Die Rentenmärkte in den USA und der Eurozone zeigten im Jahr 2006 zwei völlig unterschiedliche Gesichter. Während die erste Jahreshälfte durch einen deutlichen Renditeanstieg beiderseits des Atlantiks geprägt wurde, konnten Festverzinsliche vor allem im historisch starken dritten Quartal sehr viel verlorenen Boden zurückerobern.

Erstes Halbjahr 2006 geprägt von steigenden Renditen

Die Sorge vor zunehmender Inflation bewog die US-Notenbank bis zur Jahresmitte den Leitzins in vier weiteren Schritten auf 5,25 Prozent anzuheben. Tatsächlich stieg die häufig als Maßstab herangezogene Kernrate der Verbraucherpreise (ohne Nahrungsmittel und Energie) von knapp über zwei Prozent (im Jahresvergleich) zu Jahresbeginn auf fast drei Prozent im Spätsommer. Damit lag sie deutlich oberhalb des Bereichs, der in den Reihen der Notenbank als "annehmbar" angesehen wird. In diesem Umfeld erreichte die Rendite zehnjähriger US-Treasuries Anfang Juli ihr Jahreshoch bei 5,27 Prozent nach 4,40 Prozent zu Jahresbeginn. Die US-Zinskurve blieb das gesamte Jahr über sehr flach. Nach einer kurzen Phase der Inversion zu Jahresbeginn verharrte die Rendite zweijähriger Treasuries im zweiten Halbjahr fast durchgehend leicht oberhalb jener von zehnjährigen Papieren.

Die Renditen am Euro-Rentenmarkt stiegen - synchron zu ihren US-Pendants - bis zur Jahresmitte ebenfalls an. Fundamental wurde diese Bewegung unterlegt von einer zunehmend besseren konjunkturellen Entwicklung in der Eurozone. Unter den großen Mitgliedstaaten war diese Entwicklung besonders auffällig in Deutschland, das zuvor lange Zeit als "kranker Mann Europas" apostrophiert wurde. Nach den bisher für das Gesamtjahr vorliegenden Daten erreichte Deutschland 2006 mit 2,5 Prozent das höchste Wachstum seit 2000, welches neben weiter starken Exporten von anziehender Investitionstätigkeit getragen wurde. Zehnjährige Bundesanleihen erreichten nach einem Renditeanstieg von rund 80 Basispunkten ihr Renditehoch (wie US-Staatsanleihen) im Juli bei 4,16 Prozent. Am kurzen Ende der Zinskurve stiegen die Renditen im Einklang mit der weiteren Straffung der Geldpolitik durch die EZB, welche die im Dezember 2005 begonnene Serie von Zinserhöhungen zunächst im Dreimonatsrhythmus fortsetzte. Bis zur Jahresmitte führte dies per saldo zu einer Parallelverschiebung auf der Euro-Zinskurve. Somit blieb der Renditespread zwischen zehnjährigen und zweijährigen Restlaufzeiten im Bereich von rund 50 Basispunkten.

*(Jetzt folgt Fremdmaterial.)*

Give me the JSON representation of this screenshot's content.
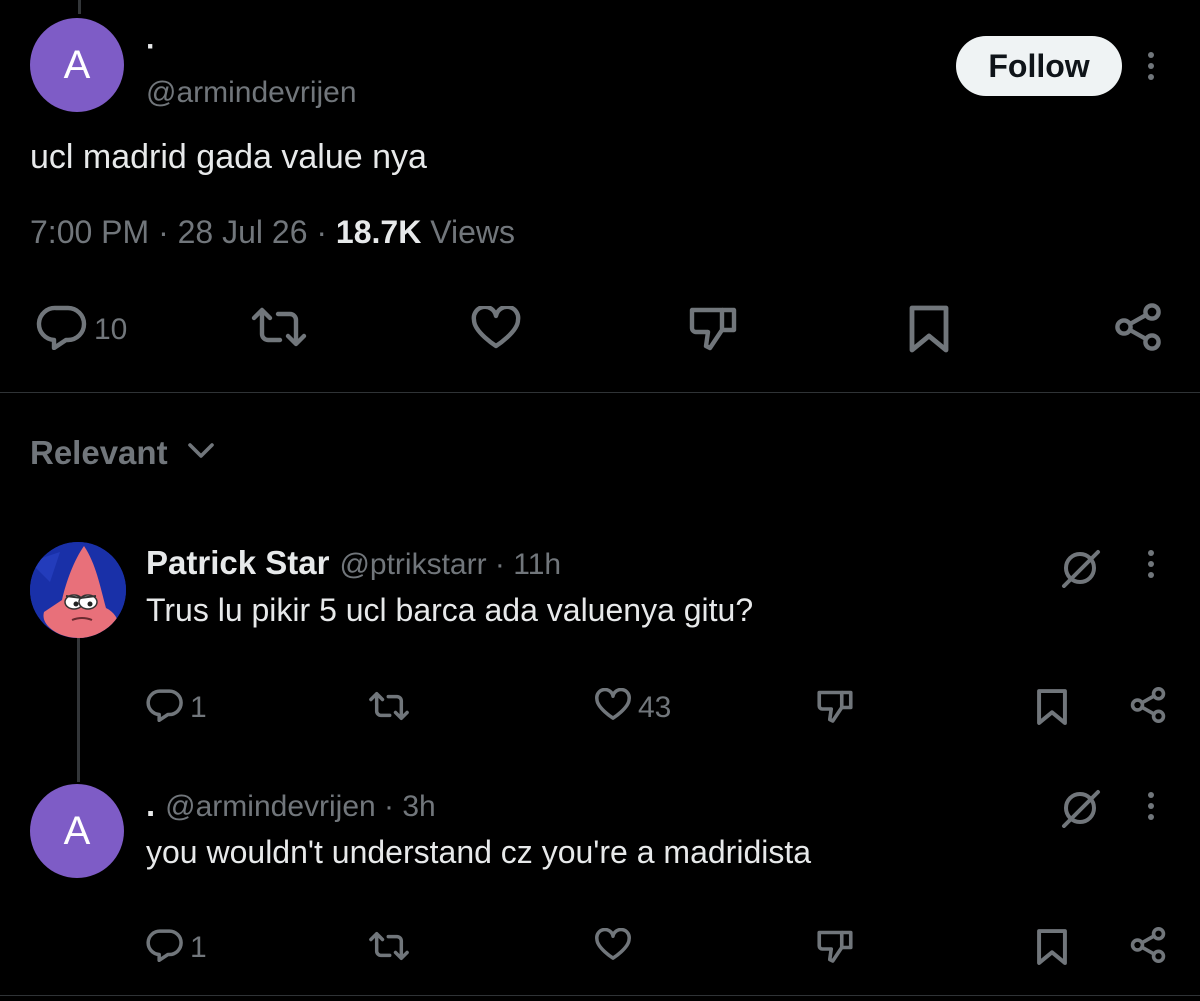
{
  "main_post": {
    "avatar_letter": "A",
    "display_name": "·",
    "handle": "@armindevrijen",
    "follow_label": "Follow",
    "text": "ucl madrid gada value nya",
    "time": "7:00 PM",
    "date": "28 Jul 26",
    "views_count": "18.7K",
    "views_label": "Views",
    "reply_count": "10"
  },
  "sort": {
    "label": "Relevant"
  },
  "replies": [
    {
      "display_name": "Patrick Star",
      "handle": "@ptrikstarr",
      "age": "11h",
      "text": "Trus lu pikir 5 ucl barca ada valuenya gitu?",
      "reply_count": "1",
      "like_count": "43"
    },
    {
      "avatar_letter": "A",
      "display_name": ".",
      "handle": "@armindevrijen",
      "age": "3h",
      "text": "you wouldn't understand cz you're a madridista",
      "reply_count": "1"
    }
  ],
  "colors": {
    "background": "#000000",
    "avatar": "#7e5cc6",
    "muted": "#71767b",
    "text": "#e7e9ea"
  }
}
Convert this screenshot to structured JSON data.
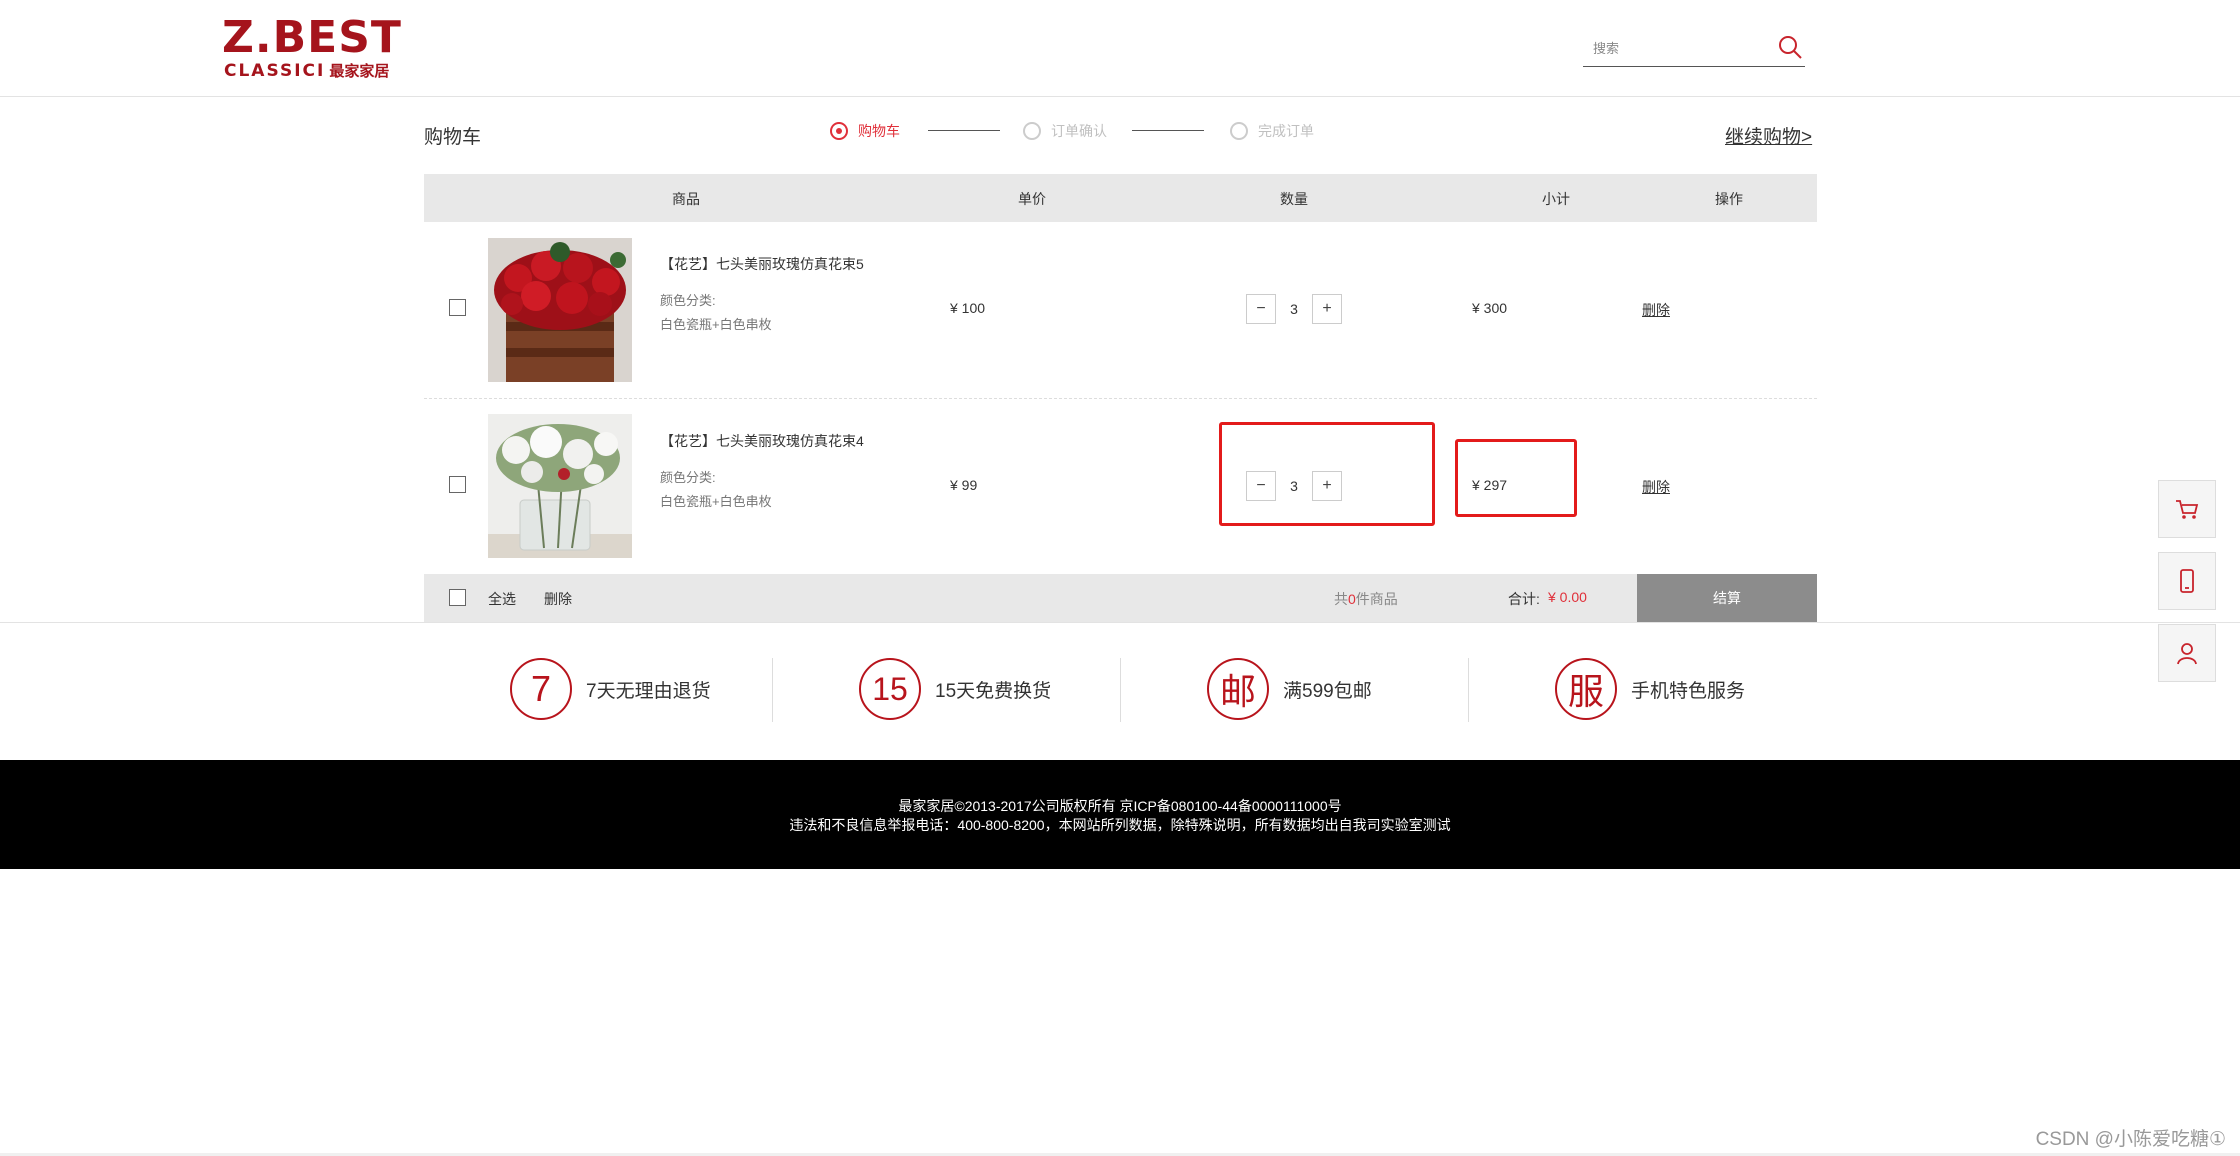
{
  "header": {
    "logo_main": "Z.BEST",
    "logo_sub_en": "CLASSICI",
    "logo_sub_cn": "最家家居",
    "search_placeholder": "搜索"
  },
  "cart": {
    "title": "购物车",
    "continue_label": "继续购物>",
    "steps": [
      {
        "label": "购物车",
        "active": true
      },
      {
        "label": "订单确认",
        "active": false
      },
      {
        "label": "完成订单",
        "active": false
      }
    ],
    "columns": [
      "商品",
      "单价",
      "数量",
      "小计",
      "操作"
    ],
    "items": [
      {
        "name": "【花艺】七头美丽玫瑰仿真花束5",
        "class_label": "颜色分类:",
        "color": "白色瓷瓶+白色串枚",
        "price": "¥ 100",
        "quantity": "3",
        "subtotal": "¥ 300",
        "delete_label": "删除"
      },
      {
        "name": "【花艺】七头美丽玫瑰仿真花束4",
        "class_label": "颜色分类:",
        "color": "白色瓷瓶+白色串枚",
        "price": "¥ 99",
        "quantity": "3",
        "subtotal": "¥ 297",
        "delete_label": "删除"
      }
    ],
    "footer": {
      "select_all": "全选",
      "delete_label": "删除",
      "count_prefix": "共",
      "count": "0",
      "count_suffix": "件商品",
      "total_label": "合计:",
      "total_value": "¥ 0.00",
      "checkout_label": "结算"
    }
  },
  "services": [
    {
      "glyph": "7",
      "label": "7天无理由退货"
    },
    {
      "glyph": "15",
      "label": "15天免费换货"
    },
    {
      "glyph": "邮",
      "label": "满599包邮"
    },
    {
      "glyph": "服",
      "label": "手机特色服务"
    }
  ],
  "footer": {
    "line1": "最家家居©2013-2017公司版权所有 京ICP备080100-44备0000111000号",
    "line2": "违法和不良信息举报电话：400-800-8200，本网站所列数据，除特殊说明，所有数据均出自我司实验室测试"
  },
  "side_tools": [
    "cart-icon",
    "mobile-icon",
    "user-icon"
  ],
  "watermark": "CSDN @小陈爱吃糖①",
  "colors": {
    "accent": "#e0303a",
    "brand": "#a5141c",
    "highlight": "#e31b1b"
  }
}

Tendenz zur Kurvenabflachung in zweiter Jahreshälfte 2006

Die Kurve flachte im Verlauf des zweiten Halbjahres markant ab. Während die EZB ihren geldpolitischen Straffungskurs sogar beschleunigte, den Leitzins auf aktuell 3,5 Prozent anhob und damit die Renditen am kurzen Ende der Euro-Kurve weiter nach oben zog, war das lange Ende vor allem im Bann des US-Marktes. Ausgehend von schwachen Daten aus dem Immobilienmarkt setzte sich für die USA eine zunehmend pessimistische Einschätzung über die weitere Konjunkturentwicklung durch, die bis hin zu Rezessionsängsten für 2007 ging. Treasuries haussierten in diesem Umfeld, nur unterbrochen von jeweils kurzen Korrekturphasen. Besonders im November, als zum Immobilienmarkt noch weitere schwache Konjunkturdaten und relativ moderate Inflationsdaten hinzukamen, zeigten sich Bonds extrem freundlich. Die Rendite zehnjähriger US-Treasuries fiel zeitweise bis auf den Jahresanfangsstand bei 4,40 Prozent und zog die zehnjährige Bundrendite trotz eines unverändert positiven fundamentalen Umfelds in der Eurozone bis auf 3,65 Prozent mit nach unten. Vorübergehend ergab sich hierdurch sogar zum ersten Mal seit August 2000 wieder eine leicht inverse Euro-Zinskurve zwischen zehn und zwei Jahren Restlaufzeit.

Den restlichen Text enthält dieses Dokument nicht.